The challenge for her lawyer, whoever that might be, is that proving contamination in a matter of days is going to be nigh impossible. It took Madyson Cox’s lawyer months.
So now we have to look, perhaps, at the merits — perhaps months ahead — and work back, to try to decide what might happen — again, might — with the immediate issue: the provisional suspension.
In a typical case, the burden is on the athlete to show that ingestion of the substance was not intentional.
The code section at issue is 10.6.1.2, page 70, running onto 71. If the athlete can meet that burden — first, that the stuff in her was through no significant fault of her own or just negligence and, second, that it came from a contaminated product — then the penalty ranges from a maximum of two years down to a reprimand.
Again, a reprimand.
Or, even, say, a one-month ban. In which case Valieva would have done a back-dated time-served by the time the Games began.
In that typical case, the burden is proving where the stuff came from. Then the authorities look at the level of fault.
What does “no significant fault” mean? The legal jargon in the definitions on page 172 means, in plain English, this: he or she did not know or suspect, and could not reasonably have known or suspected, even with the exercise of utmost caution.
Now, ask yourself: how could a 15-year-old have known she was taking trimetazidine?
In any civilized legal system anywhere, we do not ascribe the same “intent” to minors that we do to adults. We just — don’t. So the “know” or “reasonably have known or suspected” part is not fair to apply — it just isn’t.
We don’t hold 15-year-olds to the same rules. Just like we don’t let them legally drive cars until they are 16 or 18, we don’t hold them to the same rules when they’re 15. Same goes here.
Further:
The 2021 code created a special category of athlete. Valieva fits this category. It’s called a “protected person,” see page 174, someone who is not yet 16. That is expressly the definition. Not 16.

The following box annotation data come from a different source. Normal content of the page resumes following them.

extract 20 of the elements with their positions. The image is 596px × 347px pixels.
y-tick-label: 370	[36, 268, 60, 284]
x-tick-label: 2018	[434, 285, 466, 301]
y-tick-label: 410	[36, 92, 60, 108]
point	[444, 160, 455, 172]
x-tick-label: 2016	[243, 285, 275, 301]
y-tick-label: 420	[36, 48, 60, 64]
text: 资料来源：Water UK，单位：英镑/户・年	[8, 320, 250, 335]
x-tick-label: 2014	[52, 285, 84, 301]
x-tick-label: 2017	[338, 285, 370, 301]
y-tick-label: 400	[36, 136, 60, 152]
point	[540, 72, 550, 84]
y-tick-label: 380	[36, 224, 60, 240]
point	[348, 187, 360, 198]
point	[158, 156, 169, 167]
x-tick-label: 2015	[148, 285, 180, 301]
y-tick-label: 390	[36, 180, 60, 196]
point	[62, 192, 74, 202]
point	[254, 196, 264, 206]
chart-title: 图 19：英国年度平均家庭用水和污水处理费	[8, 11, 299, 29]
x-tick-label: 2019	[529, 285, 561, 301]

If in the typical case, the athlete — of age — has to show how the stuff got into her system, a 15-year-old does not. She is a “protected person.”
Given all that, it’s much easier — in fact, downright reasonable — to understand the RUSADA decision to lift the provisional suspension.
You may want to scream politics. But there is sound legal reasoning, if CAS wants to find it, for a reprimand, or a warning. She is 15. The rules are different for 15-year-olds. It’s that elemental. In which case it follows that there is ample legal ground to have lifted Kamila Valieva’s provisional suspension. In which case she can skate.
All this may — or may not — be the final word.
But:
Instead of posturing and politicking, if it were your 15-year-old in the dock, wouldn’t you want process and fairness?